On the other hand, paladins should, I think, take responsibility for actions...in the 'set-up' situations where if paladin doesn't perform X evil act the consequences are extreme I think the paladin probably would take the action, and the consequences - giving up her paladinhood and living with the guilt.


damendred wrote:
... if it can be rationalised flr the greater good?

Can a paladin choose the lesser of two evils?

The answer seems to be: no, at least not without feeling guilty.

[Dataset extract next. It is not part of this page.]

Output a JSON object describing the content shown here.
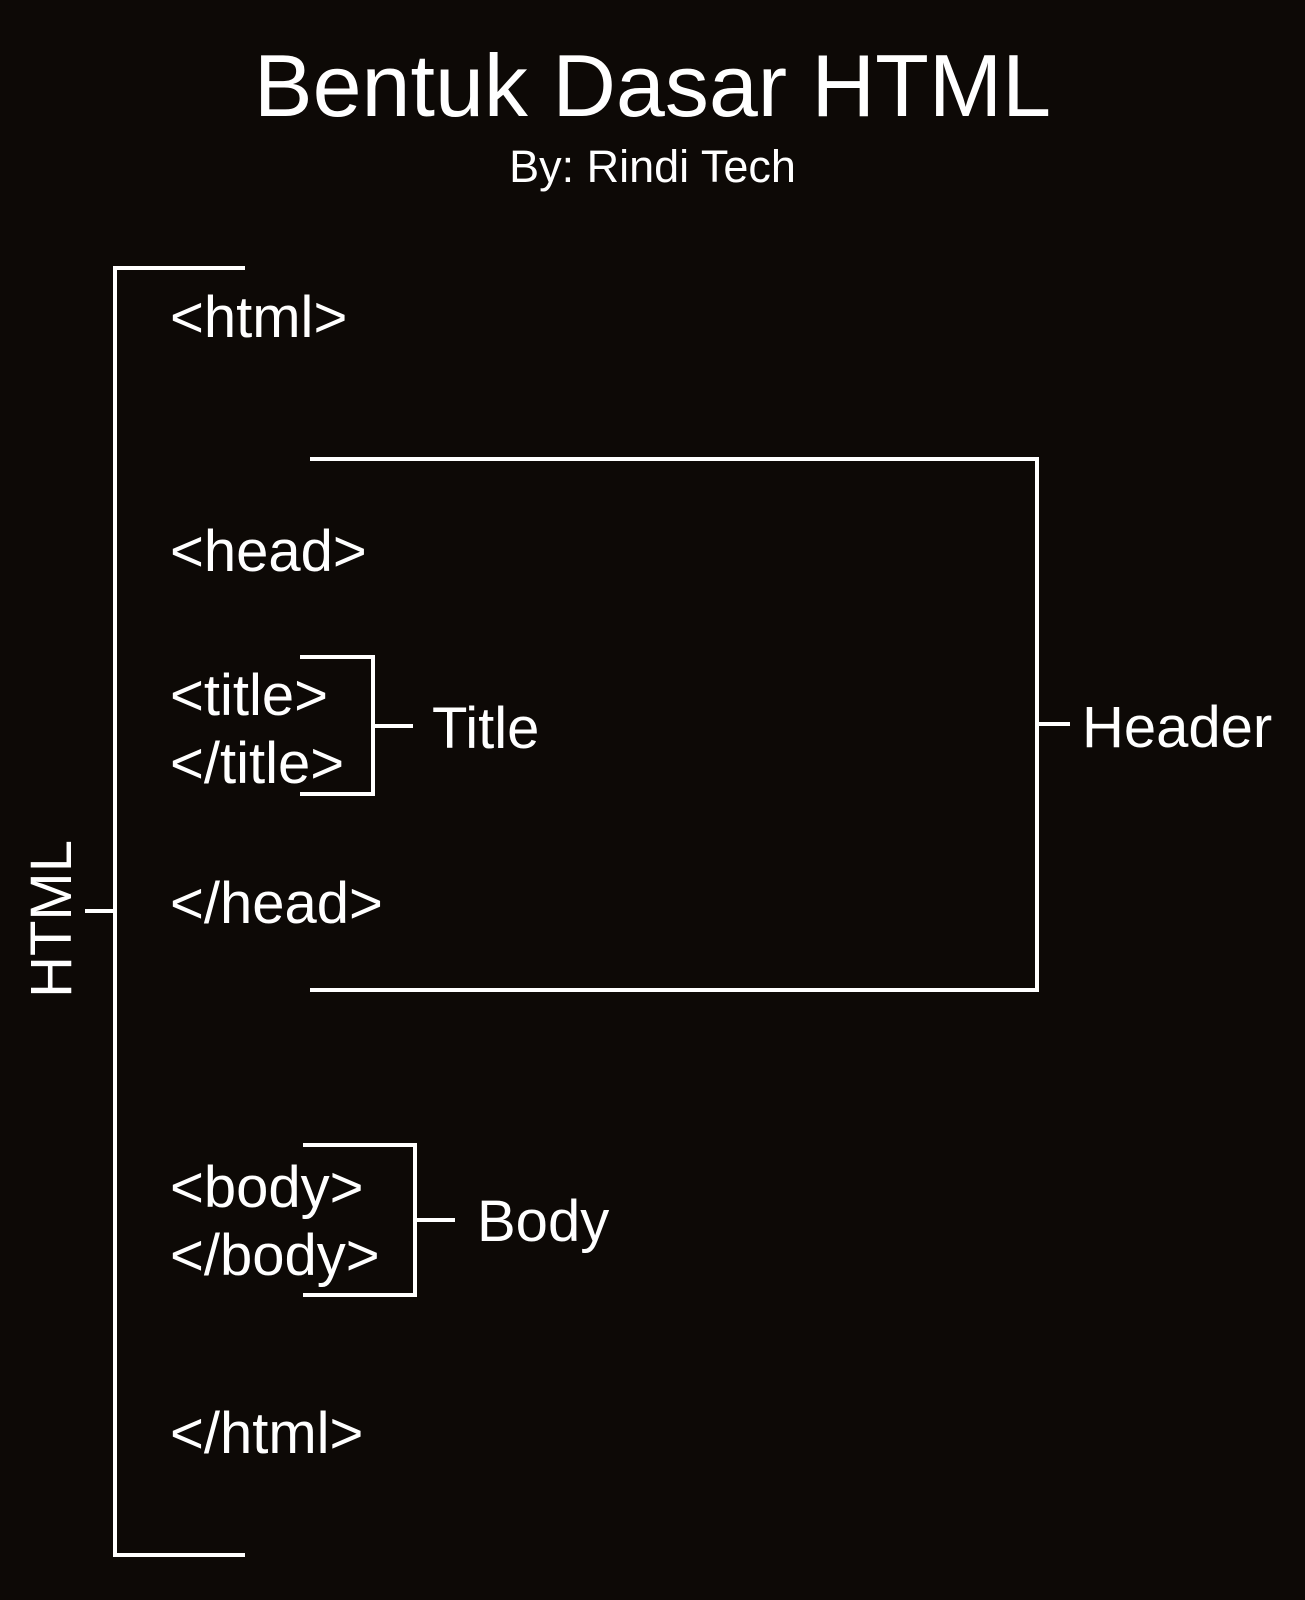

"The boundary between lawful neutral and lawful good" isn't very clear and not necessarily relevant. The difference comes into play when your options are lawful evil act or a neutral good act. Lawful neutral knights would obey legitimate but cruel orders rather than undermining the system: killing prisoners, torching villages etc. Neutral good ones might sabotage the orders. Paladins might object and resign, but would not actively rebel - smart players would look for 'third options' as well (ie. finding out that the village is to be torched because the villagers have the plague, he pledges to cure all of them...)

Grand Lodge

Pathfinder Adventure, Rulebook Subscriber
Gorbacz wrote:
Paladin alignment thread, slimy socialists, TOZ and Superman! I'm off for my shotgun and Rebel flag, it's time to shoot some Evil Evildoers!

Booyah!


I have actually never, in 30 years of gaming, played a paladin. However I have played many lawful good characters. I sort of like the idea that paladins are called, not trained. Some of my lawful good characters have been paladin-esque by nature, but not by class.

That's really just because I have never liked the mechanics of the paladin class. Plus I don't like the way many GMs interpret a paladin's motivations and behavior. So when I've wanted to play a heroic lawful good character with paladin like compulsions, I typically play a ranger or a fighter and just role play him like a paladin. Although I have frequently seen players challenged by the GM about their paladin's behavior (and usually I am in agreement with the player) my characters never get challenged, and I prefer it that way.